Therapists, more so than staff members from other departments at Thunder Road, were placed in the firing line of this precarious dynamic, and as the feelings, assumptions, and secrets started flying, it was easy to get tagged if standing nearby. And that’s the life of a therapist: we stand nearby, moving amongst the emotional shrapnel, but seeking to fix our positions so we can help. Clients either begrudged or idealized their therapists for a plethora reasons. In time, all the feelings, expectations, and beliefs that would otherwise be directed at parents would be dropped on the laps of case managers/therapists.
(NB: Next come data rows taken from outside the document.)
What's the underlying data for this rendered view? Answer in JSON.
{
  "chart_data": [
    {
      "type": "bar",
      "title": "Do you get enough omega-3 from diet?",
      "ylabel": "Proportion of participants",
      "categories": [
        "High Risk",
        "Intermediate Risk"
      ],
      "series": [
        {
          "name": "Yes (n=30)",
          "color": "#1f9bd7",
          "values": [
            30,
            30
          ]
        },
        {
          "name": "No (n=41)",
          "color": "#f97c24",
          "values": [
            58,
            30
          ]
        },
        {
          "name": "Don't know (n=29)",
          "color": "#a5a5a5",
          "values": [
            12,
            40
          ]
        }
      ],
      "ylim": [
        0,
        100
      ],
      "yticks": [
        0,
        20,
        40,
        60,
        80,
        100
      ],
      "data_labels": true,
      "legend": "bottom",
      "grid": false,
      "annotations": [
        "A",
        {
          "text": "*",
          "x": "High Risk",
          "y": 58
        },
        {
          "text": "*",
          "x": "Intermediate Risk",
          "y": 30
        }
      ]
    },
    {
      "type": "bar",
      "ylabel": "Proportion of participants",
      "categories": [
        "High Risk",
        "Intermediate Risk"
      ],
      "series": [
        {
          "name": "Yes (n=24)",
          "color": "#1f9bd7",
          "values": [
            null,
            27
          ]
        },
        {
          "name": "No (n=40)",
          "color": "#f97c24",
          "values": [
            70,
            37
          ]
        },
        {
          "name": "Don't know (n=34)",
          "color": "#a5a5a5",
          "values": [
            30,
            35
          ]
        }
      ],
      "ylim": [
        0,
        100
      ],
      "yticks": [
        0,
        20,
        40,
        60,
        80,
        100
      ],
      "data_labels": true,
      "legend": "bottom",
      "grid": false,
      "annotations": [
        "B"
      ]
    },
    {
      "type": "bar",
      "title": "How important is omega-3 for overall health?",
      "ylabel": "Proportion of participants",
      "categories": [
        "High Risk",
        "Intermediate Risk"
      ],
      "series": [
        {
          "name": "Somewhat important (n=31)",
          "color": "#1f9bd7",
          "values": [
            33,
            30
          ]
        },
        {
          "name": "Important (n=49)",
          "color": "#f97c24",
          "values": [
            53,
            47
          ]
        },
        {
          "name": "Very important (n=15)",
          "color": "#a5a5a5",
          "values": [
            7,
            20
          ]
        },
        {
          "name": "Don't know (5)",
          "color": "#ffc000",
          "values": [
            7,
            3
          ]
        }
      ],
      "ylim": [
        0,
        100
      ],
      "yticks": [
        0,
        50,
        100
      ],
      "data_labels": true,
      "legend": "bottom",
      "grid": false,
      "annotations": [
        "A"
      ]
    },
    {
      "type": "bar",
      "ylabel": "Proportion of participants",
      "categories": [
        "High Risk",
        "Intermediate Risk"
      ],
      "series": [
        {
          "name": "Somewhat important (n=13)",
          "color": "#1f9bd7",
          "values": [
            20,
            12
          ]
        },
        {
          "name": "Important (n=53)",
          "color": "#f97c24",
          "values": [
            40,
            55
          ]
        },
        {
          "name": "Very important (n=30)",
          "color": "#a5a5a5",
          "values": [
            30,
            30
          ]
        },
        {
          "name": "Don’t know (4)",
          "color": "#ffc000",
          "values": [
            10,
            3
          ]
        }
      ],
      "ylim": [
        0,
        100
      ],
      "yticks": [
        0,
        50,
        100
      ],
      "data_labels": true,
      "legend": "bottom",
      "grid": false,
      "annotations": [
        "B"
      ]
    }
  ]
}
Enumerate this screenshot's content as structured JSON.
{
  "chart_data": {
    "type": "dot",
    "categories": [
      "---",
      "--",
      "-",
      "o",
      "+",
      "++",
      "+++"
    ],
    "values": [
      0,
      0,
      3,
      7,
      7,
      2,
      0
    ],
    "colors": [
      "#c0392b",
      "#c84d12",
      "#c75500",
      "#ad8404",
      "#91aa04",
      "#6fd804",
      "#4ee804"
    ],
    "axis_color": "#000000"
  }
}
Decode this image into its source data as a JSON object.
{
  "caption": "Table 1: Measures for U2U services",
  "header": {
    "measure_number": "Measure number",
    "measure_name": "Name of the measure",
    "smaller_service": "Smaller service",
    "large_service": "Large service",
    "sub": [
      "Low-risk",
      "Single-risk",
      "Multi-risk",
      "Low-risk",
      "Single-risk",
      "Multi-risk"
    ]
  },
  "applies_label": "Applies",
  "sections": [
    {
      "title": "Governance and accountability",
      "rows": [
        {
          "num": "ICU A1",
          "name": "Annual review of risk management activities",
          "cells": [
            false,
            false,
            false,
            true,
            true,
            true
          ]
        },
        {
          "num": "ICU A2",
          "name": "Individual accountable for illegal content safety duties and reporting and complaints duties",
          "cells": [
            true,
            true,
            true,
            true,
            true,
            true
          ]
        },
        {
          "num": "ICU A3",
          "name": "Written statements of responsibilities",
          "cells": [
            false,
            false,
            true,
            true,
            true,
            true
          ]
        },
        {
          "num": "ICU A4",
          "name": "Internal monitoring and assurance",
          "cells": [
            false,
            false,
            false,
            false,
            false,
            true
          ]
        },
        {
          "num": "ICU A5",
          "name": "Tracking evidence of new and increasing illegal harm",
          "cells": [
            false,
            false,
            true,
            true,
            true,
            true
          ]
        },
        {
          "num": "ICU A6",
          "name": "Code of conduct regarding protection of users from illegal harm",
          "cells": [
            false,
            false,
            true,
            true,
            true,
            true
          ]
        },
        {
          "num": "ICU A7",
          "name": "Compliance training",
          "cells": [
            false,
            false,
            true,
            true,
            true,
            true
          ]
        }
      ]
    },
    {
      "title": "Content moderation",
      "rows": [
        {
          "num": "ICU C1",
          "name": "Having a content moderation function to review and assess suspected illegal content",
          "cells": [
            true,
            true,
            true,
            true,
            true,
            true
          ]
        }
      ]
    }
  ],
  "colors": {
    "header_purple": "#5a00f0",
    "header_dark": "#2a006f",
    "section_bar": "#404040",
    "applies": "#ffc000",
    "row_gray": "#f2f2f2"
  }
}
Some therapists would be dismissed (by clients) for being incompetent, which usually meant they were deemed intrusive, unresponsive or unavailable. This mirrored the persona of the absent or preoccupied parent, who would forget to bring favorite clothing items on a Saturday visiting; who failed to call school officials and request a transfer of records for Thunder Road. Entering the back doors at Thunder Road to begin a workday is a bit like being a father coming home from work. You plug in your keys, disengage the alarm, walk in and hope to make it to the elevator twenty feet away without hearing your name bellowed out from across a hallway. If you make it, you’re in. You’re safe. Downstairs is where your office is, and once ensconced in your cave you can, as a case manager, get some work done—that is, paperwork done—without being importuned by the needs of youth. If feeling present enough, a conscientious therapist might dwell upon the parallels, and consider that avoiding clients’ demands, and thus reenacting those kids’ likely developmental histories, is both insidious and cyclical.
[12] A term loosely introduced, in this context it means rewards. The subject of reinforcement belongs to behavioral science (or therapy), and different types of reinforcements are staple features of residential programs: point systems as rewards; privileges for positive behavior (positive reinforcement), or simple praise; the withholding of privileges until completion of required assignments (punishment); pressuring clients to comply with requests until compliance is achieved (negative reinforcement).